ADIR - L'altro diritto

ISSN 1827-0565

Serial Killer between law and criminology

Gianluca Massaro, 2002

(Abstract)

The fascination of society at large for serial killers depends on the fact that they resemble the closest thing available to absolute evil: killing for the pleasure of killing, no passions or revenges involved.

This research begins explaining what serial killers are, what makes them different for instance from passion criminals or mass murderers. Having assumed a provisory notion of what a serial killer is, the research discusses a relevant set of data, mostly provided by the "European Serial Killers Data Bank", in order to quantify the phenomenon. The research discusses then the serial killers classifications made available by the contemporary criminology. Serial killers have been grouped according to their motives; according to the number of the people involved in the killings; according to the features of those killing; according to the psycho-dynamics and behavioral features of the killers and finally according to the stages of the murders.

The chapter follows with a discussion of the atypical forms of serial killing (i.e. terrorists and criminal organizations; war mass slaughter), paying attention also to women serial killers. To complete the classification the research discusses also the serial killing victimology, classifying the kind of victims favored by serial killers.

The second chapter investigates how childhood and adolescence of serial killers, how their families and social relations, could affect their homicidal behavior. Later the chapter offers a detailed discussion of the relationship between serial killings and sex. The serial killer is traditionally assumed to have sexual motives, and in fact even nowadays the 'sexual' serial killer is the most common.

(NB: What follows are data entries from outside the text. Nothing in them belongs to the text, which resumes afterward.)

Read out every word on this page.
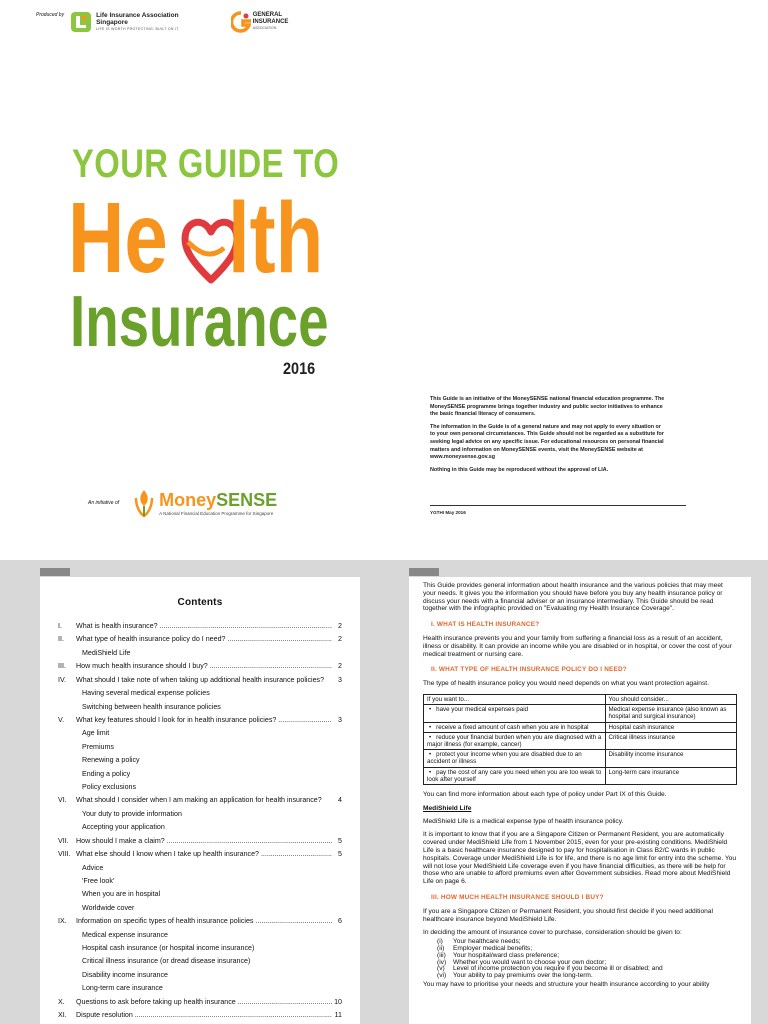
Produced by	Life Insurance Association
Singapore
LIFE IS WORTH PROTECTING, BUILT ON IT
GENERAL
INSURANCE
ASSOCIATION
YOUR GUIDE TO
He lth
Insurance
2016
An initiative of MoneySENSE
A National Financial Education Programme for Singapore

This Guide is an initiative of the MoneySENSE national financial education programme. The MoneySENSE programme brings together industry and public sector initiatives to enhance the basic financial literacy of consumers.

The information in the Guide is of a general nature and may not apply to every situation or to your own personal circumstances. This Guide should not be regarded as a substitute for seeking legal advice on any specific issue. For educational resources on personal financial matters and information on MoneySENSE events, visit the MoneySENSE website at www.moneysense.gov.sg

Nothing in this Guide may be reproduced without the approval of LIA.

YGTHI May 2016
Contents
I.	What is health insurance? .....	2
II.	What type of health insurance policy do I need? .....	2
MediShield Life
III.	How much health insurance should I buy? .....	2
IV.	What should I take note of when taking up additional health insurance policies?	3
Having several medical expense policies
Switching between health insurance policies
V.	What key features should I look for in health insurance policies? .....	3
Age limit
Premiums
Renewing a policy
Ending a policy
Policy exclusions
VI.	What should I consider when I am making an application for health insurance?	4
Your duty to provide information
Accepting your application
VII.	How should I make a claim? .....	5
VIII. What else should I know when I take up health insurance? .....	5
Advice
'Free look'
When you are in hospital
Worldwide cover
IX.	Information on specific types of health insurance policies .....	6
Medical expense insurance
Hospital cash insurance (or hospital income insurance)
Critical illness insurance (or dread disease insurance)
Disability income insurance
Long-term care insurance
X.	Questions to ask before taking up health insurance .....	10
XI.	Dispute resolution .....	11

This Guide provides general information about health insurance and the various policies that may meet your needs. It gives you the information you should have before you buy any health insurance policy or discuss your needs with a financial adviser or an insurance intermediary. This Guide should be read together with the infographic provided on "Evaluating my Health Insurance Coverage".

I. WHAT IS HEALTH INSURANCE?

Health insurance prevents you and your family from suffering a financial loss as a result of an accident, illness or disability. It can provide an income while you are disabled or in hospital, or cover the cost of your medical treatment or nursing care.

II. WHAT TYPE OF HEALTH INSURANCE POLICY DO I NEED?

The type of health insurance policy you would need depends on what you want protection against.

If you want to...	You should consider...
• have your medical expenses paid	Medical expense insurance (also known as hospital and surgical insurance)
• receive a fixed amount of cash when you are in hospital	Hospital cash insurance
• reduce your financial burden when you are diagnosed with a major illness (for example, cancer)	Critical illness insurance
• protect your income when you are disabled due to an accident or illness	Disability income insurance
• pay the cost of any care you need when you are too weak to look after yourself	Long-term care insurance

You can find more information about each type of policy under Part IX of this Guide.

MediShield Life

MediShield Life is a medical expense type of health insurance policy.

It is important to know that if you are a Singapore Citizen or Permanent Resident, you are automatically covered under MediShield Life from 1 November 2015, even for your pre-existing conditions. MediShield Life is a basic healthcare insurance designed to pay for hospitalisation in Class B2/C wards in public hospitals. Coverage under MediShield Life is for life, and there is no age limit for entry into the scheme. You will not lose your MediShield Life coverage even if you have financial difficulties, as there will be help for those who are unable to afford premiums even after Government subsidies. Read more about MediShield Life on page 6.

III. HOW MUCH HEALTH INSURANCE SHOULD I BUY?

If you are a Singapore Citizen or Permanent Resident, you should first decide if you need additional healthcare insurance beyond MediShield Life.

In deciding the amount of insurance cover to purchase, consideration should be given to:

(i)	Your healthcare needs;
(ii)	Employer medical benefits;
(iii)	Your hospital/ward class preference;
(iv)	Whether you would want to choose your own doctor;
(v)	Level of income protection you require if you become ill or disabled; and
(vi)	Your ability to pay premiums over the long-term.

You may have to prioritise your needs and structure your health insurance according to your ability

After a detailed discussion of the possible investigative styles both at the national and international level, and of the legal aspects connected to trial and sentence serving in case of serial killing, the third chapter of the research provides the readers with an in-depth sociological analysis of three Italian serial killers, demonstrating among the rest that serial killing is not a strictly Anglo-Saxon phenomenon. The three cases studied (Gianfranco Stevanin, Donato Bilancia, Luigi Chiatti) have been chosen because of the outcry they caused, but also because of the relevant differences their cases present.